Most dungeons obtained their demon lords by drawing in nearby monsters and rebirthing them. My dungeon, however, had been born in an area with an abnormally high concentration of magical particles. It was much more powerful than its peers. It invested nearly all of its energy into summoning a being more suited to the role: me. It’d selected me even though I’d already died in another world and become nothing more than just a soul.
Wait, that means the dungeon thinks that I’m much more suited to being a demon lord than all the other candidates it came across? The hell!? Makes me think I’m evil incarnate or something. Feels bad man.
My race had been altered because the dungeon believed that I would be able to do my job better as an archdemon. The change had only been made possible by my soul’s affinities. I was apparently just innately suited to being an archdemon.
Uh… Alright, let’s chalk that up to the fact that I used to play an archdemon in that one MMO I really liked.
Okay, yeah no. That’s total bullshit and I know it.
I sighed. I didn’t quite feel like contemplating my own moral alignment, so I let my mind wander. The first thing it latched back onto was my stats. To reiterate, I had no idea how powerful I was relative to everything else. The world I’d been reincarnated in was filled with violence. It lacked the peace that my old world had basically bathed in. Monsters roamed the land, fighting and killing for the sake of self preservation. Wars and other armed conflicts were the norm. Surviving was going to be tough if I was too weak.
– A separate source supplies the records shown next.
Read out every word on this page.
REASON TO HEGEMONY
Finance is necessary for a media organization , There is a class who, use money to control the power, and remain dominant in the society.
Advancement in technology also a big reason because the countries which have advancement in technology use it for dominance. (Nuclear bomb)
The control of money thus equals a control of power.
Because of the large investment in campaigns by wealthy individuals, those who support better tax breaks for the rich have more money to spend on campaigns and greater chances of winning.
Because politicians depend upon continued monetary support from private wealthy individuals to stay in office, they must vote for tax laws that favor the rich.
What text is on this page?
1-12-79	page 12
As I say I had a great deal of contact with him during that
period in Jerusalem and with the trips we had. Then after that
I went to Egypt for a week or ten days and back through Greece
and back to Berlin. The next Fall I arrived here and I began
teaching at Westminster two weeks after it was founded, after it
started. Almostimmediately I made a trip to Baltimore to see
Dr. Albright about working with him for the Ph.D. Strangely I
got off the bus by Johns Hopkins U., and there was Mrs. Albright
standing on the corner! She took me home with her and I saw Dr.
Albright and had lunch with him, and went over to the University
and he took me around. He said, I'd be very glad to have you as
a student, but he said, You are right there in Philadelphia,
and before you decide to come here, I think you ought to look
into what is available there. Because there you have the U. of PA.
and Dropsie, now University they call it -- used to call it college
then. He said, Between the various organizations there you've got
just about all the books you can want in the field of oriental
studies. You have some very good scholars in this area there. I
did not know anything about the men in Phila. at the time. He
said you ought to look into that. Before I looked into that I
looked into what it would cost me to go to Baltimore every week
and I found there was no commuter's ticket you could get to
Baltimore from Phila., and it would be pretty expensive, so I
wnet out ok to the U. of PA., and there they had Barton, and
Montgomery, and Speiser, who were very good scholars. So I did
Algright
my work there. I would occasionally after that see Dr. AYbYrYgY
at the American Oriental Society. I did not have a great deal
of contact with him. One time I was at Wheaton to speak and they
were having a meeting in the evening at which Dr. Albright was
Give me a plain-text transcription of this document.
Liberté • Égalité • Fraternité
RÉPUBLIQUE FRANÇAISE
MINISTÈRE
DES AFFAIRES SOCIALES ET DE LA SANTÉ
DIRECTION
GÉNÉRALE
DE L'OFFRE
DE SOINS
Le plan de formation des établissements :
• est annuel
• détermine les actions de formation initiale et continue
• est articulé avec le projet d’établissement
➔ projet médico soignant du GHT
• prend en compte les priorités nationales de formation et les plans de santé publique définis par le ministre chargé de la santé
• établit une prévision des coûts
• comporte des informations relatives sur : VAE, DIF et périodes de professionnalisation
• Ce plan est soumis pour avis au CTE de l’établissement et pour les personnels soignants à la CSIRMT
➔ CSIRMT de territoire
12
After another moment’s worth of contemplation, I turned my gaze towards the dungeon core.
It and I had become two parts of a whole. It played a heavy hand in maintaining the vessel that functioned as my body. If it were to be destroyed, then I was sure to follow. And because I’d become both the owner and manager of most of its resources, it too would weaken, dwindle away, and die if I were to lose my life.
Neither the dungeon nor I could survive without the other.
It’d become my second heart, and I’d become its second body.
Though I did resent it for summoning me into a world completely filled with barbaric brutality, I was still plenty grateful that it’d given me a second shot at life.
I decided that I would live it out however I wanted, enjoying my days as they passed, that I wouldn’t waste the opportunity I’d been granted.
And that, for my own sake, I would protect the dungeon’s core.
It’d given me another chance. Defending it was well worth my time.
I let a bit of a smile show up on my face as I used a bit of DP to purchase a mirror. I needed to check myself over so I could evaluate precisely what becoming an archdemon had entailed.
 Katakana is the Japanese alphabet normally used for when you’re just trying to sound out a word. It is seen most commonly when Japanese people try to use foreign words in text. Kanji is Chinese hanzi characters used in a Japanese context. While it’s possible to guess some of their pronounciations based off precedent, it’s much, much more difficult if not often impossible.
 Yuki is typically a girl’s name. The old spelling of his name was likely something that had manly kanji in it. Note that Yuki is different from Yuuki, which is typically a boy’s name.